Patch-Clamp Recordings

Electrophysiological recordings were performed at room temperature (24–28°C) using oxygenated ACSF. RA and the surrounding tissues were observed using a BX51WI microscope with a DIC-IR video camera (Olympus, Tokyo, Japan). Recording pipettes were fabricated from borosilicate glass (Sutter Instruments, Novato, CA, USA) using a Flaming-Brown puller (P-97, Sutter Instruments) and then filled with a solution containing (in mM): KMeSO₄ 120, NaCl 5, HEPES 10, EGTA 2, QX-314 5, ATP 2, and GTP 0.3 (pH 7.2–7.4, 340 mOsm). The recording pipettes (with a resistance of 4–7 MΩ) were positioned using an integrated motorized control system (Sutter Instruments).

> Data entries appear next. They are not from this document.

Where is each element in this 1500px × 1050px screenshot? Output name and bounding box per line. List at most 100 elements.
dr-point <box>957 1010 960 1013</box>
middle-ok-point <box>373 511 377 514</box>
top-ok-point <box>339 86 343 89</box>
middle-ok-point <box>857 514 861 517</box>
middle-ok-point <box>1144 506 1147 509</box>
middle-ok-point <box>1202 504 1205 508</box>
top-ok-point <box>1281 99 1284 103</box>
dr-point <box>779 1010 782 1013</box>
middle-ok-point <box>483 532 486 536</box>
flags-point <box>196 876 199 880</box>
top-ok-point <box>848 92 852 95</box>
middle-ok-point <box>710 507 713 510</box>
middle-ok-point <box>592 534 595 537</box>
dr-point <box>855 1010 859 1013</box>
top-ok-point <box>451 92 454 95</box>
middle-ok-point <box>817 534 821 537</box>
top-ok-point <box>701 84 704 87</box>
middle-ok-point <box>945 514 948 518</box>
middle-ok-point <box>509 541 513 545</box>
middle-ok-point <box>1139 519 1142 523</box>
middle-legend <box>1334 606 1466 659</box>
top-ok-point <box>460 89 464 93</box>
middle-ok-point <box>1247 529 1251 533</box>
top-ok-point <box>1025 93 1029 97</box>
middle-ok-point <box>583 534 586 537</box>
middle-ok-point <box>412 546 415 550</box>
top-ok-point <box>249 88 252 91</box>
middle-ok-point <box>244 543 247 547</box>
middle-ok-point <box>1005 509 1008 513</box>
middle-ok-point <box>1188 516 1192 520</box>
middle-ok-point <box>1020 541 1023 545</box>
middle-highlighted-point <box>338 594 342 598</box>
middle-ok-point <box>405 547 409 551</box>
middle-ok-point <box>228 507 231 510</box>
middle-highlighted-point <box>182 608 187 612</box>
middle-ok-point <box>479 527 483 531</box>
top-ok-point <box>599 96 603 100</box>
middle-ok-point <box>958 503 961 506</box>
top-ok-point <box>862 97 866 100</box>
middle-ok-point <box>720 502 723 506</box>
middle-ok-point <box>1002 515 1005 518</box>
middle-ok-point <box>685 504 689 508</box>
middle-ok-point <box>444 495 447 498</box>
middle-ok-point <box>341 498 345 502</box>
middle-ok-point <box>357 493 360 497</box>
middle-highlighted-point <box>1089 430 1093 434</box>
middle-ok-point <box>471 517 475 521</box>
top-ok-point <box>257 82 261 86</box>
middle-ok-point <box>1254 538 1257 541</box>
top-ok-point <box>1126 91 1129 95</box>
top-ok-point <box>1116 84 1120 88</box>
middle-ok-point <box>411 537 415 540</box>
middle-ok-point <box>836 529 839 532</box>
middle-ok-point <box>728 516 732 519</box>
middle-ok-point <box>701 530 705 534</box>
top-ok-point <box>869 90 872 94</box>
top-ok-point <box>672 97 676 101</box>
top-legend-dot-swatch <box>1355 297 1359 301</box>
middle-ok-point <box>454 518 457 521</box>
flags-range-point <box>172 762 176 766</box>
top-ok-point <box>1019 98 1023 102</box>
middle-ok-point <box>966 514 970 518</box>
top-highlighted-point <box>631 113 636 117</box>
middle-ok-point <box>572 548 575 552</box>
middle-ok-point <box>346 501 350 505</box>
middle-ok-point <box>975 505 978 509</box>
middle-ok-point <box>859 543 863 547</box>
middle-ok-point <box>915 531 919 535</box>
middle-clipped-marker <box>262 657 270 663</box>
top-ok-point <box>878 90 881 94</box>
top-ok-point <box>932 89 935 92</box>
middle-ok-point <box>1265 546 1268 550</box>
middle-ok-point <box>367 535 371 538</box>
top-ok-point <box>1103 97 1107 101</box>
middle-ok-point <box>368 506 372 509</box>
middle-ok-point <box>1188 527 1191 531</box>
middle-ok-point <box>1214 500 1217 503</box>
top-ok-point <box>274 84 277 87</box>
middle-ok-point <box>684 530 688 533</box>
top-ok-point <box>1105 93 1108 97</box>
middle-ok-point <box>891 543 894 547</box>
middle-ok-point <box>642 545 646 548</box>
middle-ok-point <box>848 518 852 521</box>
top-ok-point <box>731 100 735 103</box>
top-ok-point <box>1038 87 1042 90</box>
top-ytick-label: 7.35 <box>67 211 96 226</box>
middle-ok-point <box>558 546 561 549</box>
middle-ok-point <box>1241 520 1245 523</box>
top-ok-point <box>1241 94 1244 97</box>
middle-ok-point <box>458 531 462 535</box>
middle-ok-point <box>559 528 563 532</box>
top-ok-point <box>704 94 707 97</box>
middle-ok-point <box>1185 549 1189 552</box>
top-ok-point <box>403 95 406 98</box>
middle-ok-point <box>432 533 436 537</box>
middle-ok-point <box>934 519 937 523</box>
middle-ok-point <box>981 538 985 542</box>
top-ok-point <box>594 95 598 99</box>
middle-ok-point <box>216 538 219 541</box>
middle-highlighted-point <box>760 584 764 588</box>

Cell-attached and whole-cell recordings were performed using standard techniques. The two cell types in the RA, PNs and GABAergic interneurons, were identified based on their distinct electrophysiological properties(Spiro et al., 1999; Liao et al., 2011). PNs display regular spontaneous firing and generate a time-dependent inward rectification while hyperpolarized using current injection, while interneurons lack spontaneous firing in the resting state (Spiro et al., 1999; Liao et al., 2011). Brain slices were used only once after drug administration for recordings. The junction potentials were corrected before clamping the neurons. Pipette capacitance and series resistance were compensated online using MultiClamp 700B (Molecular Devices, Foster City, CA, USA). Series resistance was monitored at 2 min intervals. Signals were amplified and filtered with the MultiClamp 700B amplifier (low-pass filtered at 10 kHz). The recordings that showed series resistance >20 MΩ or 10% change were excluded from the analysis. Spontaneous excitatory postsynaptic currents (sEPSCs) were isolated by bath application of 150 μM picrotoxin (PTX) to block GABA receptor-mediated inhibitory synaptic currents. For miniature excitatory postsynaptic currents (mEPSCs) recordings, 1 μM tetrodotoxin (TTX) was added into the bath in addition to PTX. The recorded neurons were allowed to stabilize for 3–5 min after the rupturing of the patch. sEPSCs/mEPSCs were recorded for 10–15 min while the membrane potential was held at −70 mV throughout the whole-cell recording. Signals were amplified using MultiClamp 700B.